Bowyer wasn’t a player people found it easy to like, whether he was in court or fighting team mates, controversy dogged him. he could, and maybe should have played more for England as he was a fine midfielder on his day, harder than a bag of old cement and yet with a certain style that often contradicted his rough and ready personality. His best years were at Leeds, ended by the events of 2001.

He stayed for two more years but never quite achieved his potential. It seems that only now, with the wisdom age brings and perhaps the serenity that a spell away from football developed, he’s proving to be much more than the character many had him pegged for.

His Charlton side are resilient and dogged, shown perfectly yesterday as they fought to that 1-0 win.
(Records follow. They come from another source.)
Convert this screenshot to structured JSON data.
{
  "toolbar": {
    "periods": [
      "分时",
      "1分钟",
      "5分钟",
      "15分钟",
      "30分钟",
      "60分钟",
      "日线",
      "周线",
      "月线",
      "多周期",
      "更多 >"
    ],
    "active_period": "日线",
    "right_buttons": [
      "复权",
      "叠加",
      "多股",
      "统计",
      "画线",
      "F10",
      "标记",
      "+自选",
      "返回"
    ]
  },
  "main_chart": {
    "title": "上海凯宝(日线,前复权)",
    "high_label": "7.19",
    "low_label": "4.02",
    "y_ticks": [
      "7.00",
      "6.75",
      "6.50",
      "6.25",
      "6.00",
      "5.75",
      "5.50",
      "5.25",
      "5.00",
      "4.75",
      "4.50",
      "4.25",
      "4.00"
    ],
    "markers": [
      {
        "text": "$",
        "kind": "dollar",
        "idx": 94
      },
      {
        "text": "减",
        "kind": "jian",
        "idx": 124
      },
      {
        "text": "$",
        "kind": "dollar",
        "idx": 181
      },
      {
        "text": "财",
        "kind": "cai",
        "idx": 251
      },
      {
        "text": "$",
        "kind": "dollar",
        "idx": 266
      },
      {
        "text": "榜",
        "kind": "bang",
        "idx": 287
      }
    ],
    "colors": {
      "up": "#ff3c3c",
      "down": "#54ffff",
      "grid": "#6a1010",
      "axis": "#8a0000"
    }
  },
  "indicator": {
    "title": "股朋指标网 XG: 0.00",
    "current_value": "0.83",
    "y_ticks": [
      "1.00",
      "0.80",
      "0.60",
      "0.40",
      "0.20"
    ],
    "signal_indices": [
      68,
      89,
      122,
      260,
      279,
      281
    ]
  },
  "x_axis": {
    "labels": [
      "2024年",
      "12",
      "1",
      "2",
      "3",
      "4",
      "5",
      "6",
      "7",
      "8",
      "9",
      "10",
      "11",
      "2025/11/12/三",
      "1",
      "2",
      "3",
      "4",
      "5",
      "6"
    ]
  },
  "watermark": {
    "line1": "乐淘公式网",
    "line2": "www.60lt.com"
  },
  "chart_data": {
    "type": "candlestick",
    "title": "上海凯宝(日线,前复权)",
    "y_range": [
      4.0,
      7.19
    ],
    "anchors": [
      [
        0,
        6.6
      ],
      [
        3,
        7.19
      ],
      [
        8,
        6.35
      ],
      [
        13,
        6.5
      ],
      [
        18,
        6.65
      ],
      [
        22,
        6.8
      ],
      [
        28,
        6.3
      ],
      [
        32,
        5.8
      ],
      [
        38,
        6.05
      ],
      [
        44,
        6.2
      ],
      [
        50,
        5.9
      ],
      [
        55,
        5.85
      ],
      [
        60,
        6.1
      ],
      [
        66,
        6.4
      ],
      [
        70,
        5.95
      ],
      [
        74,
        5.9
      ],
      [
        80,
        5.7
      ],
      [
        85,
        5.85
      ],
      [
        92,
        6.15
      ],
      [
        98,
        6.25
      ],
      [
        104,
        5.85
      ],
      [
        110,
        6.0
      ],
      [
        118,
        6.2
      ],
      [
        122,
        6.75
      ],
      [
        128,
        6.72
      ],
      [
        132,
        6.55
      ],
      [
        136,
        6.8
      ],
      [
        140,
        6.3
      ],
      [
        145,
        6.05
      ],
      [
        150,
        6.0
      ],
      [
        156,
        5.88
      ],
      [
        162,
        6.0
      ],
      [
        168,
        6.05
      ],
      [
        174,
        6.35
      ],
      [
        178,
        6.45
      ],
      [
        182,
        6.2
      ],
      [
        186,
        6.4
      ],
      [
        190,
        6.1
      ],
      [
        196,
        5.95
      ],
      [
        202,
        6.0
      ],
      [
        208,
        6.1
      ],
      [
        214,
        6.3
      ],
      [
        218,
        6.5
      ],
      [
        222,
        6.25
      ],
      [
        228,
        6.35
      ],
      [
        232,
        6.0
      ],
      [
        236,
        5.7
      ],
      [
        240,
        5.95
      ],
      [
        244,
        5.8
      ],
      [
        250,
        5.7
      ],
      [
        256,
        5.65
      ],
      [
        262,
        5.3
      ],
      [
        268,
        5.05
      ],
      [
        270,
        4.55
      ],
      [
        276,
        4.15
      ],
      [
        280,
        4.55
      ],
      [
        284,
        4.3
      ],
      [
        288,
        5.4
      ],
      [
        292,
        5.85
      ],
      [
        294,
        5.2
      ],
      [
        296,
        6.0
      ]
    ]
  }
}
They’re slick at times, devastating at others. behind it all is a manager whom many expected to flop, yet he’s remaining focused and keeps out of the limelight. If you didn’t know better, you’d say it was a different Lee Bowyer.

He’s never going to be everyone’s cup of tea, but credit has to be given where it is due. Charlton could easily have collapsed by now, when Robinson left they were in disarray and to a degree, they still are. However, with the calming influence of Bowyer clearly bringing the side along, they could well be back in the Championship before too long.

Who knows, maybe the one-time bad boy could even become a top Premier League manager one day. Stranger things have happened.